Heart-Shaped Strawberry Jam Thumbprint Cookie!!

A soft, crumbly shortbread base baked to golden brown perfection topped with a sweet, fruity strawberry jam!

Background

A perfect cookie for Valentine’s Day or to sweeten up your midnight snack. This small, delicately soft cookie melts in your mouth with every bite and the fruity jam cuts the softness with a burst of chunky, bittersweet flavor.

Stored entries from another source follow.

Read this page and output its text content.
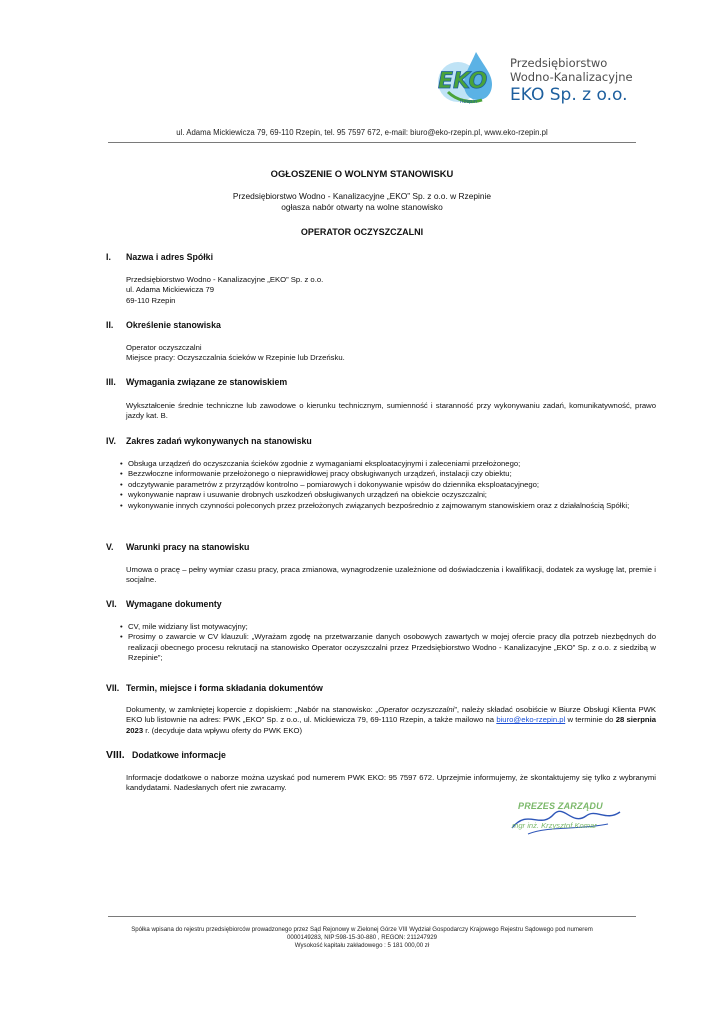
EKO
Rzepin
Przedsiębiorstwo
Wodno-Kanalizacyjne
EKO Sp. z o.o.
ul. Adama Mickiewicza 79, 69-110 Rzepin, tel. 95 7597 672, e-mail: biuro@eko-rzepin.pl, www.eko-rzepin.pl
OGŁOSZENIE O WOLNYM STANOWISKU
Przedsiębiorstwo Wodno - Kanalizacyjne „EKO” Sp. z o.o. w Rzepinie
ogłasza nabór otwarty na wolne stanowisko
OPERATOR OCZYSZCZALNI
I. Nazwa i adres Spółki
Przedsiębiorstwo Wodno - Kanalizacyjne „EKO” Sp. z o.o.
ul. Adama Mickiewicza 79
69-110 Rzepin
II. Określenie stanowiska
Operator oczyszczalni
Miejsce pracy: Oczyszczalnia ścieków w Rzepinie lub Drzeńsku.
III. Wymagania związane ze stanowiskiem
Wykształcenie średnie techniczne lub zawodowe o kierunku technicznym, sumienność i staranność przy wykonywaniu zadań, komunikatywność, prawo jazdy kat. B.
IV. Zakres zadań wykonywanych na stanowisku
• Obsługa urządzeń do oczyszczania ścieków zgodnie z wymaganiami eksploatacyjnymi i zaleceniami przełożonego;
• Bezzwłoczne informowanie przełożonego o nieprawidłowej pracy obsługiwanych urządzeń, instalacji czy obiektu;
• odczytywanie parametrów z przyrządów kontrolno – pomiarowych i dokonywanie wpisów do dziennika eksploatacyjnego;
• wykonywanie napraw i usuwanie drobnych uszkodzeń obsługiwanych urządzeń na obiekcie oczyszczalni;
• wykonywanie innych czynności poleconych przez przełożonych związanych bezpośrednio z zajmowanym stanowiskiem oraz z działalnością Spółki;
V. Warunki pracy na stanowisku
Umowa o pracę – pełny wymiar czasu pracy, praca zmianowa, wynagrodzenie uzależnione od doświadczenia i kwalifikacji, dodatek za wysługę lat, premie i socjalne.
VI. Wymagane dokumenty
• CV, mile widziany list motywacyjny;
• Prosimy o zawarcie w CV klauzuli: „Wyrażam zgodę na przetwarzanie danych osobowych zawartych w mojej ofercie pracy dla potrzeb niezbędnych do realizacji obecnego procesu rekrutacji na stanowisko Operator oczyszczalni przez Przedsiębiorstwo Wodno - Kanalizacyjne „EKO” Sp. z o.o. z siedzibą w Rzepinie”;
VII. Termin, miejsce i forma składania dokumentów
Dokumenty, w zamkniętej kopercie z dopiskiem: „Nabór na stanowisko: „Operator oczyszczalni”, należy składać osobiście w Biurze Obsługi Klienta PWK EKO lub listownie na adres: PWK „EKO” Sp. z o.o., ul. Mickiewicza 79, 69-1110 Rzepin, a także mailowo na biuro@eko-rzepin.pl w terminie do 28 sierpnia 2023 r. (decyduje data wpływu oferty do PWK EKO)
VIII. Dodatkowe informacje
Informacje dodatkowe o naborze można uzyskać pod numerem PWK EKO: 95 7597 672. Uprzejmie informujemy, że skontaktujemy się tylko z wybranymi kandydatami. Nadesłanych ofert nie zwracamy.
PREZES ZARZĄDU
mgr inż. Krzysztof Komar
Spółka wpisana do rejestru przedsiębiorców prowadzonego przez Sąd Rejonowy w Zielonej Górze VIII Wydział Gospodarczy Krajowego Rejestru Sądowego pod numerem
0000149283, NIP:598-15-30-880 , REGON: 211247929
Wysokość kapitału zakładowego : 5 181 000,00 zł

Thumbprint cookies are fun to make for anyone. Use your thumb to make any design into your cookie and fill it with your favorite topping. These heart-shaped ones are so simple and cute that anyone will fall over themselves to get one.

What makes it unique

What sets my recipe apart from the others is adding almond extract into my cookie base for that sweet and almondy flavor similar to a Lofthouse sugar cookie. Since this is a very simple recipe adding a little almond flavor makes the sweetness in these cookies go a long way.

What you will need:

Butter- Salted or unsalted will do just make sure to soften the butter either by leaving on the counter until easily spreadable or (what I prefer) nuking my cold butter in the

Egg- Any eggs will do just make sure to leave out for a bit so the eggs are room temperature (make sure to scoop out any egg shells that have fallen into the mixture!)

Vanilla- Only 1/2 teaspoon of pure vanilla extract is needed!

Almond Extract- Similar to the vanilla only 1/2 teaspoon is needed!

Flour- All-purpose flour is recommended for this recipe which I severely recommend for any cookie recipe for the least crumbly and most chewy cookies.

Salt- Any regular salt will do but I prefer kosher sea salt as it balances the sweetness of the cookies wonderfully. If using salted butter you can leave the extra salt out so as to avoid salt overload!

Powdered Sugar- Any brand of your trusty confectioner’s sugar will do.

Strawberry Jam- Any thick strawberry jam will do I like Smucker’s brand!

Cornstarch- Only two teaspoons are required for this recipe!

Q&A about these cookies:

How long do these cookies take to make?

Total time I would say about an hour including prep, cook, cool, and assembly time.

Can I store these cookies in the fridge/freezer?

Of course! I personally prefer my cookies chilled in the fridge. When storing in the freezer make sure to leave them at room temp for at least an hour before serving.

How many cookies does this recipe yield? Can I make larger cookies?

This recipe makes 18 cookies when using a small cookie scooper. Of course, you can! To make about 9 large cookies use a large cookie scooper and bake them for about 15 minutes or until crispy on the bottom and edges.


Recipe


Shortbread Cookie

  • 1 cup of unsalted butter, softened

  • 2/3 cup of powdered sugar

  • 1 large egg

  • 1/2 teaspoon of pure vanilla extract

  • 1/2 teaspoon of almond extract

  • 2 and 1/4 cup of all-purpose flour

  • 2 teaspoons of cornstarch

  • 1/4 teaspoon of kosher sea salt

Jam Topping

  • 1/2 cup of Strawberry Jam

Notes:

*Let cool on a wire rack for 20-30 minutes or I prefer letting them cool for 5 mins then placing in the fridge to cool completely for another 5-10 min.

Prep time: 20 min Cook time: 10 min

Cool time: 20 min


Servings: 18

Instructions

  1. In a stand mixer with the beater attachment beat 1 cup of butter until smooth and then combine 2/3 cup of powdered sugar.

  2. Add 1 egg, 1/2 tsp of vanilla, and 1/2 tsp of almond extract until fully combined.

  3. In a separate bowl mix together the 2 and 1/4 cups of flour, 2 tsp of cornstarch, and 1/4 tsp of salt. Slowly add this mixture into your stand mixer on low until incorporated.

  4. Using a small cookie scooper scoop out equally sized dough balls, roll with your hand, and place on a prepared baking sheet making sure to leave space between each cookie.

  5. Using your thumb press on the dough forming a heart shape into the cookie.

  6. Place cookies in the freezer to chill for 30 minutes. Once cool scoop and smooth out a dollop of your jam into the heart indent. Repeat for each cookie.

  7. Then bake the cookies in a 375F preheated oven for 10 minutes or until crispy on the bottom.

  8. Let them chill for about 20 minutes before serving (see notes).